The trio’s leadership and commitment was a key factor to their overcoming the immense challenge of guiding the group of electronics manufacturers and purchasers, environmental advocacy groups, researchers, recyclers, state and local governments and the U.S. Environmental Protection Agency (EPA) to a consensus on the environmental criteria. This work resulted in the creation of IEEE Standard 1680, which became the technical basis for the EPEAT certification system. Mr. Rifer saw the need for a common system with which to measure a product’s environmental performance and that would provide incentive to companies to produce green technology and he enlisted the help of Mr. Chalfan.
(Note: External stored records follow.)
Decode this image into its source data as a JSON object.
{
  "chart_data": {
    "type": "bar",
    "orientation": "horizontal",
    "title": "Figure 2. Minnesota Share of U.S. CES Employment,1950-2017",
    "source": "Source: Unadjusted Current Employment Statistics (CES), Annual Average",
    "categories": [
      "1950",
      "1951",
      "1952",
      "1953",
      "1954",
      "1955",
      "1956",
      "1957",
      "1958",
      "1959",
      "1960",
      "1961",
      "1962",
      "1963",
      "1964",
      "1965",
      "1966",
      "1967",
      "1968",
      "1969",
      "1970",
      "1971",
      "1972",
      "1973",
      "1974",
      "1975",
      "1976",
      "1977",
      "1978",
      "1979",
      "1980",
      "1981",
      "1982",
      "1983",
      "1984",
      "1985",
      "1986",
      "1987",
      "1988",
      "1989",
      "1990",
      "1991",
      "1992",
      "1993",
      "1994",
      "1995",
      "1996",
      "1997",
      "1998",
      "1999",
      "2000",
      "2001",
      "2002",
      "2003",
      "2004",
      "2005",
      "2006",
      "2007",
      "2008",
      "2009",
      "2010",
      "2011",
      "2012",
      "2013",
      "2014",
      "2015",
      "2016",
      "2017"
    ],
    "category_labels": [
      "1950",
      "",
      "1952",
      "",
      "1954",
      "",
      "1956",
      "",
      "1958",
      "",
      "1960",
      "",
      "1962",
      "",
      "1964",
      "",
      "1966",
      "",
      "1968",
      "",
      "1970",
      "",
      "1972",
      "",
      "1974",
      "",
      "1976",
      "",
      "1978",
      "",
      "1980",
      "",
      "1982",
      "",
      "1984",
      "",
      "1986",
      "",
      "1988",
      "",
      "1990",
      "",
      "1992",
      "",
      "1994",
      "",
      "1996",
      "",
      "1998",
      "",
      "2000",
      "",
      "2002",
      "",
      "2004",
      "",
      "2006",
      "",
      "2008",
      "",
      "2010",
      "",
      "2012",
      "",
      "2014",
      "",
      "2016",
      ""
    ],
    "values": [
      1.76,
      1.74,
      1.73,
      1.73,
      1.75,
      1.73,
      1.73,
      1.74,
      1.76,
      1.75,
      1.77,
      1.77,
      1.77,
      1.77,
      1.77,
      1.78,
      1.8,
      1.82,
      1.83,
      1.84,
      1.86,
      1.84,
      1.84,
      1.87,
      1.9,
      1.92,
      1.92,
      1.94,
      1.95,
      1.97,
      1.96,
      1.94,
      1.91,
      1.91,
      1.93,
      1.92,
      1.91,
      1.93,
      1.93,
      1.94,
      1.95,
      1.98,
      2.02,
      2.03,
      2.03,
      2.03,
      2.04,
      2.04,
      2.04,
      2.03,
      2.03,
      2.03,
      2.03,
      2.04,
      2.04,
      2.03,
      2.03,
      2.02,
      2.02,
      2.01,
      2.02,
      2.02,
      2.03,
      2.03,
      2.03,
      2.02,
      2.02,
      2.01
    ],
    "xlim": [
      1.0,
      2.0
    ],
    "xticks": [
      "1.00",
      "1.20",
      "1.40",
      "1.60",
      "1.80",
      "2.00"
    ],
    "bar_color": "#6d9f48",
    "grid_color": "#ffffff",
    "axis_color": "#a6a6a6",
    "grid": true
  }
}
Mr. Chalfan provided project management support and wrote the grant proposal to the EPA. Ms. Salazar was the EPA manager for the grant that funded EPEAT’s development. Together they facilitated the stakeholder dialogue that led to consensus. They guided all stakeholders, including EPA, to jointly decide the criteria, which was instrumental in developing a resource supported by all stakeholders. They also worked with large institutional purchasers, including federal and state governments, to ensure the standard’s relevance in the marketplace. EPEAT’s impact continues to grow as standards are being expanded to cover televisions and imaging products.
An IEEE Member, Mr. Rifer was co-chair of the IEEE Environmental Assessment Standards Committee, which sponsored the IEEE 1680 family of standards. He is currently the director of Standards and Operations with the Green Electronics Council, Portland, Ore.